Evaluasi Digital dan Disiplin Ketat Selama TC
Pemprov NTB dan Lembaga Pengembangan Tilawatil Qur'an (LPTQ) NTB memperkuat sistem pembinaan yang lebih terukur, disiplin, dan profesional. Tahun ini, evaluasi peserta dilakukan secara sistematis melalui platform digital sehingga perkembangan kemampuan peserta maupun efektivitas pembinaan dapat dipantau secara objektif.
"Evaluasi ini bukan untuk mencari kesalahan, melainkan menjadi instrumen untuk terus memperbaiki kualitas pembinaan sehingga mampu menghasilkan prestasi yang lebih baik," jelas Sekda.
Selama masa pemusatan latihan, panitia menerapkan disiplin lebih ketat. Mulai dari pengaturan waktu, pembatasan kunjungan, hingga penggunaan telepon seluler. Langkah ini diambil untuk membangun fokus, kedisiplinan, dan kesiapan mental peserta menghadapi kompetisi tingkat nasional.
58 Peserta: Duta Al-Qur'an yang Diharapkan Jadi Teladan
Sekda berharap seluruh peserta memanfaatkan masa pembinaan dengan sebaik-baiknya. Menurutnya, setiap peserta bukan hanya membawa nama pribadi dan daerah, tetapi juga mengemban amanah sebagai duta Al-Qur'an yang diharapkan mampu menjadi teladan di tengah masyarakat.

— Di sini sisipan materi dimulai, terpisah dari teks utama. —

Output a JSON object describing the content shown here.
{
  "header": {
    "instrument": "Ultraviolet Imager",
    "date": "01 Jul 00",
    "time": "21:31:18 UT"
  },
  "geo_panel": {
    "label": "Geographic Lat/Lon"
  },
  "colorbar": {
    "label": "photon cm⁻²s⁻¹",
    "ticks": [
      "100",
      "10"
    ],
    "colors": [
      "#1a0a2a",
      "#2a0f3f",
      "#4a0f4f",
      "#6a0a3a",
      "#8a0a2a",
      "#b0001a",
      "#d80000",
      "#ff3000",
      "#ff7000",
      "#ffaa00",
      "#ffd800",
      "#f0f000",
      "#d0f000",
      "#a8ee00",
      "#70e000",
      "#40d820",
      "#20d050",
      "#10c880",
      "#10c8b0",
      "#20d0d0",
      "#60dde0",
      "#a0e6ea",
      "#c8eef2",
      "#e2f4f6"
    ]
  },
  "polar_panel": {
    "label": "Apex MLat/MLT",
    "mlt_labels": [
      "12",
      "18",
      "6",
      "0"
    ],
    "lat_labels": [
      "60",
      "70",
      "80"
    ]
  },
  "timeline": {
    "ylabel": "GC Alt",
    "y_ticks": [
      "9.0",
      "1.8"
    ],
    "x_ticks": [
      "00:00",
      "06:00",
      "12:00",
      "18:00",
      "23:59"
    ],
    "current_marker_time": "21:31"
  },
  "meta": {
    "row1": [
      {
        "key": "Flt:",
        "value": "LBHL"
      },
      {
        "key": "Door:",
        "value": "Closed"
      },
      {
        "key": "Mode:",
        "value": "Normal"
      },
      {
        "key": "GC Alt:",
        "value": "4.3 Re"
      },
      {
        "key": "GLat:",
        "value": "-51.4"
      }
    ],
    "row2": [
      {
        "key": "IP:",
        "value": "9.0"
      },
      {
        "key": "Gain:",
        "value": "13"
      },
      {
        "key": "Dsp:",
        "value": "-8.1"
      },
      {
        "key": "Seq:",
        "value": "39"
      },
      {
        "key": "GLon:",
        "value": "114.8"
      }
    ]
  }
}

"Pemerintah Provinsi bersama LPTQ akan memberikan dukungan terbaik selama proses pembinaan. Namun keberhasilan pada akhirnya sangat ditentukan oleh kesungguhan dalam berlatih, kedisiplinan, keikhlasan, dan doa," tuturnya.
Melalui pembinaan yang terstruktur dan berkelanjutan, Pemprov NTB optimistis kafilah NTB mampu tampil maksimal pada MTQ Nasional XXXI di Semarang. Pembinaan ini, lebih dari sekadar mengejar prestasi, merupakan ikhtiar melahirkan generasi Qur'ani yang berilmu, berakhlak mulia, serta mampu menjadi teladan di tengah masyarakat.